Я могу слышать начинающиеся снова выстрелы, это миротворцы пытаются пробить путь для спасения своих товарищей.
Наши солдаты противостоят этому в настоящее время.
"Ты холодная," говорит Богс.
"Пойду посмотрю, может я найду одеяло."
Он успел уйти быстрее, чем я возразила.
Я не хочу одеяла, даже если мрамор будет продолжать высасывать тепло из моего тела.
"Китнисс" раздается голос Хеймича у меня в ухе.
"Все еще здесь", отвечаю я.
"Сегодня произошел интересный поворот в состоянии Пита.
Думаю ты захочешь узнать об этом". говорит Хеймич.
Интересный - не значит хорошо.
Это не лучше.
Мне не остается ничего другого, как слушать.
"Мы показали ему клип, где ты поешь "Виселицу".
Этого никогда не было в эфире, так что Капитолий не мог это использовать, когда превращал Пита в одержимого.
Он говорит, что узнал песню."
На мгновение мое сердце пропускает удар.
Потом я понимаю, что это лиш влияние яда ос убийц.
"Он не мог, Хейтмич.
Он никогда не слышал, как я пою эту песню.
"не ты.
Твой отец.
Он слышал его пение однажды, когда тот приходил торговать в пекарню.

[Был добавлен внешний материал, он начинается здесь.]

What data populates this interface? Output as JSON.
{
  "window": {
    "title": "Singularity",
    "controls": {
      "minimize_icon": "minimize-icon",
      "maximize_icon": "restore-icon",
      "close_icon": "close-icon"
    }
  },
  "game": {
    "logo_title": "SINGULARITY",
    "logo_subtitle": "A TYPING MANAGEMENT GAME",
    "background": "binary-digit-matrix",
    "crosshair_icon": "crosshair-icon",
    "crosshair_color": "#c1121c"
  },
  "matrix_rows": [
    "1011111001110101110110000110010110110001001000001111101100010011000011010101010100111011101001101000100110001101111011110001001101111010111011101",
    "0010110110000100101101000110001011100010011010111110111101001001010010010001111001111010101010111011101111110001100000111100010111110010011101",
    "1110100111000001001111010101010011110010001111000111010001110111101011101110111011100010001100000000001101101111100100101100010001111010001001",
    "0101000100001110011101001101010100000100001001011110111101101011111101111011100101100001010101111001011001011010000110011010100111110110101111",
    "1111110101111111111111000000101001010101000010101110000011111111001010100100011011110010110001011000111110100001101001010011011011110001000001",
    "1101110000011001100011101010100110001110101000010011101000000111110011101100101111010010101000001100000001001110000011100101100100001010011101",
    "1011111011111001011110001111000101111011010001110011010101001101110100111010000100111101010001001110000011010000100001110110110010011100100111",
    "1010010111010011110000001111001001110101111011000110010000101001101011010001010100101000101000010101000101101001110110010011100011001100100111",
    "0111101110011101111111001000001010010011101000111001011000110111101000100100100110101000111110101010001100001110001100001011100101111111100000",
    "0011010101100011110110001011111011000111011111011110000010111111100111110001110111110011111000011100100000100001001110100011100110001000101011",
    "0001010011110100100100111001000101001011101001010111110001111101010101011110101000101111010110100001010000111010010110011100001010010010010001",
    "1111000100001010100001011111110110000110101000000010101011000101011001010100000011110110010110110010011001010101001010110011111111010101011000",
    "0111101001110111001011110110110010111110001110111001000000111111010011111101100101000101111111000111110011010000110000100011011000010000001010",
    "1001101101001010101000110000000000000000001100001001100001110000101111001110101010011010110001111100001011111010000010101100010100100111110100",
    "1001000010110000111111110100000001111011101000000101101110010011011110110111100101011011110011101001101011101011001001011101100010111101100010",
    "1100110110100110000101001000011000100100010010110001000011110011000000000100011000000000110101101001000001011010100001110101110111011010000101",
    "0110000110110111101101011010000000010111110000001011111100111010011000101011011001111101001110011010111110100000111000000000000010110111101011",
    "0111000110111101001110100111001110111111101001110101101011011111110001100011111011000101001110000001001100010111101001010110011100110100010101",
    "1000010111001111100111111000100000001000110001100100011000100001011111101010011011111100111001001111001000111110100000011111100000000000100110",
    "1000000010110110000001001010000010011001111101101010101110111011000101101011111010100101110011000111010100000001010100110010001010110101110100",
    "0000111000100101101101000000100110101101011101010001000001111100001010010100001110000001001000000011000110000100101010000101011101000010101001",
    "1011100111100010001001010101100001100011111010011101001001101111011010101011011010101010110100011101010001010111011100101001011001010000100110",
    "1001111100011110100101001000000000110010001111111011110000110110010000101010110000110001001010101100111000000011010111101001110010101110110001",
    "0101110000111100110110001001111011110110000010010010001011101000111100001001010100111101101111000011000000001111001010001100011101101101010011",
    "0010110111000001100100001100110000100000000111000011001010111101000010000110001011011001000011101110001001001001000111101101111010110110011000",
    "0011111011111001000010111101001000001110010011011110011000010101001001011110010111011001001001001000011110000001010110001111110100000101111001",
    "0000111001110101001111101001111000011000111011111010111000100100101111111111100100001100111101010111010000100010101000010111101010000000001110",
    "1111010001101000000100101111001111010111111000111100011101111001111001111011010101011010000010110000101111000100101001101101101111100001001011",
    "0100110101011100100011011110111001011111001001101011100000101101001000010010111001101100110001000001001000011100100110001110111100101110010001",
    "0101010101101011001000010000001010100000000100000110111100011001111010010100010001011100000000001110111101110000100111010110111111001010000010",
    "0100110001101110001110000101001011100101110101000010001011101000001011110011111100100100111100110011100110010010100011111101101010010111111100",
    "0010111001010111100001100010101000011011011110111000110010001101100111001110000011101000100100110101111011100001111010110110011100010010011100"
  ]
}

Пит был маленьким, лет шесть-семь, но он запомнил это, потому что он специально слушал, чтобы увидеть ,если птицы перестанут петь.
"Уверен они прекращали."
"Шесть или семь.
Это было бы перед тем, как моя мать запретила песню
Примерно в это время я выучила ее.
"Я там тоже была?"
"Не бери в голову.
Конечно, все еще нет воспоминаний о тебе.
Но это первая связь с тобой, которая не вызвала у него умственного помешательства," говорит Хеймич.
"Это уже кое-что, Китнисс."
мой отец
кажется,сегодня он присутствует везде
Погибает в шахте.
Поет и пробивает путь в затуманенное сознание Пита.
Мерцет во взгляде, которым Боггс одаривает меня, когда он в покровительственном жесте укутыкает мои плечи в одеяло.
Я так сильно скучаю по нему, что это причиняет боль.
Стрельба на улице усиливается.
Гейл с спешит с группой мятежников, страстно желая поучавствовать в бою.
Я не прошусь в бой, они бы все равно меня не пустили.
Да я все равно не в состоянии, в моей крови нет тепла.
Я хочу, чтобы Пит был здесь- старый Пит - он был бы в состоянии объяснить, почему неправильно применять огонь, когда люди, любые люди, пытаются выбраться из горы.
Или моя собственная история делает меня слишком чувствительной? Разве мы не на войне? Разве есть другой способ убить наших врагов?
Ночь наступает быстро.
Огромные, яркие прожекторы включены, освещая площадь.
Каждая лампа должна гореть в полную мощность на территории вокзала.
Даже с моей позиции я ясно вижу всю площадь, через зеркальное стекло расположенное по всей длине здания.
Не возможно пропустить прибытие поезда или даже человека.
Но проходят часы и никто не выходит.
С каждой минутой становится все трудно предположить, что кто-либо пережил нападение на Орех.
Ближе к полуночи, приезжает Крессида, и прикрепляет микрофон к моему костюму.
"Зачем это?" спрашиваю я.
Голос Хеймича объясняет мне.
"Я знаю, что ты этого не любишь, но нам нужно, чтобы ты произнесла речь."
"Речь?" говорю я, моментально меня начинает подташнивать.
" Я продиктую тебе каждое слово" уверяет он меня.
"Тебе только нужно повторять за мной.
Видишь, люди в горе не подают признаков жизни.